Berlin-Tel-Aviv, Tel-Aviv-Berlin par Sarah Vajda

Crédits photographiques : Paolo Pellegrin (Magnum, National Geographic).

Nous, nos fils et petits-fils, arrière-petits-fils, nous devrons faire le voyage

Première station, Tu marcheras sur l’eau (sorti en salles le 5 janvier et toujours à l’affiche).
Ce pèlerinage accompli ensemble ne sera plus l’expression d’une révolte, nous ne serons plus ce communiste israélite français épousant, aux lendemains du 8 mai 1945, au grand dam de son père, rescapé d’Auschwitz, une Allemande pour marquer son refus d’héritage et son désir d’une vita nova; petit-fils d’exterminateur, nous ne partirons plus au kibboutz expier un crime longtemps tenu secret, soudain découvert par hasard ou indiscrétion; non, ce pèlerinage marquera la fin du tourisme concentrationnaire, impur mélange de nationalisme juif et de feinte culpabilité générale, mais constituera le prélude d’une catharsis et d’une métamorphose.
Catharsis : les Juifs verront dans leur martyre l’acte 1 d’une tentative de mise à mort de l’Europe et se sentiront solidaires des souffrances d’un continent entier. Ils se souviendront, qu’en sa folie, le chancelier Hitler ordonna que «Tous meurent avec lui» : que l’Allemagne périsse aux côtés de son rêve vaincu. Bien entendu, les Juifs conviendront que les hommes aimant être esclaves, le peuple allemand se soumit douze ans durant à son tyran, et inscriront son châtiment dans le corpus de la colère divine, sans laisser l’héritage de la haine, ajouter à leur immense peine la corruption de leurs cœurs. L’événement restera, imprescriptible et pourtant non soumis à la loi du talion, car un Juif ne saurait à son tour commettre l’imprescriptible. Ainsi, se souvenant de leur long attachement au Livre, ils se considèreront comme des Énée quittant Troie détruite et conduisant Ascagne vers une terre promise au nom des pères et du Père. En terre d’utopie, en Uchronie, ils construiront une Jérusalem nouvelle où, du passé faire table rase, au nom des fils et des filles, nés longtemps après la tragédie fondatrice.
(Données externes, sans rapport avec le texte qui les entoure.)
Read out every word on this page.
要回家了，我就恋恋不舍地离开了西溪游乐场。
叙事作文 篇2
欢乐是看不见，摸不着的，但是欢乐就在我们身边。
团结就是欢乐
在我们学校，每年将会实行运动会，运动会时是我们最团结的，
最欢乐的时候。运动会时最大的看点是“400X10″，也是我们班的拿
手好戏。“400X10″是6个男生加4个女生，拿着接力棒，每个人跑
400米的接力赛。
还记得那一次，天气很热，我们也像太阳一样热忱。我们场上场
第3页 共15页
La raison leur commande de voir l’ennemi comme un pays – frère à intégrer de toute urgence dans cette terra nova où, des cendres des Juifs européens est née une race nouvelle. Libre aux Juifs d’Europe, incapables de concevoir la nouveauté de l’événement, de mépriser leurs frères si semblables et si différents. Au soleil des portes de l’Asie, en cet Orient moyen, des boutures anciennes ont métamorphosé une espèce. Loin des murs du ghetto, les sabrés ont cessé de ressembler aux intellectuels juifs binoclards et trop certains de leur génie compensatoire comme aux rabbi de la diaspora malheureuse.
L’État juif, contrairement aux prévisions mauriaciennes, n’a pas été, loin s’en faut, un pays de premiers de classe. Seuls, le désir d’assimilation, la ségrégation, le rejet larvé ou insolent en faisaient, hier, des forts en thèmes. Là-bas, au pays retrouvé, l’inculture a fleuri comme elle bourgeonne en mille lieux : ici périt l’exception juive ! En revanche, d’autres qualités inconnues du monde juif se sont épanouies au soleil du retour, au kibboutz, le long des plages, dans la guerre et dans la paix, dans le bigarré des traditions désapprises et sous le choc de la modernité. Pour la première fois dans le cours de leur longue histoire, les fils de rois vivent en démocratie où l’habitus de la dissimulation les rend fort belliqueux et terriblement indisciplinés. Devant cette situation inédite, comme nous l’avons fait devant l’intolérable découverte du projet de la «solution finale», il faudra bien que nous nous inclinions. Une génération ou l’autre devra le faire.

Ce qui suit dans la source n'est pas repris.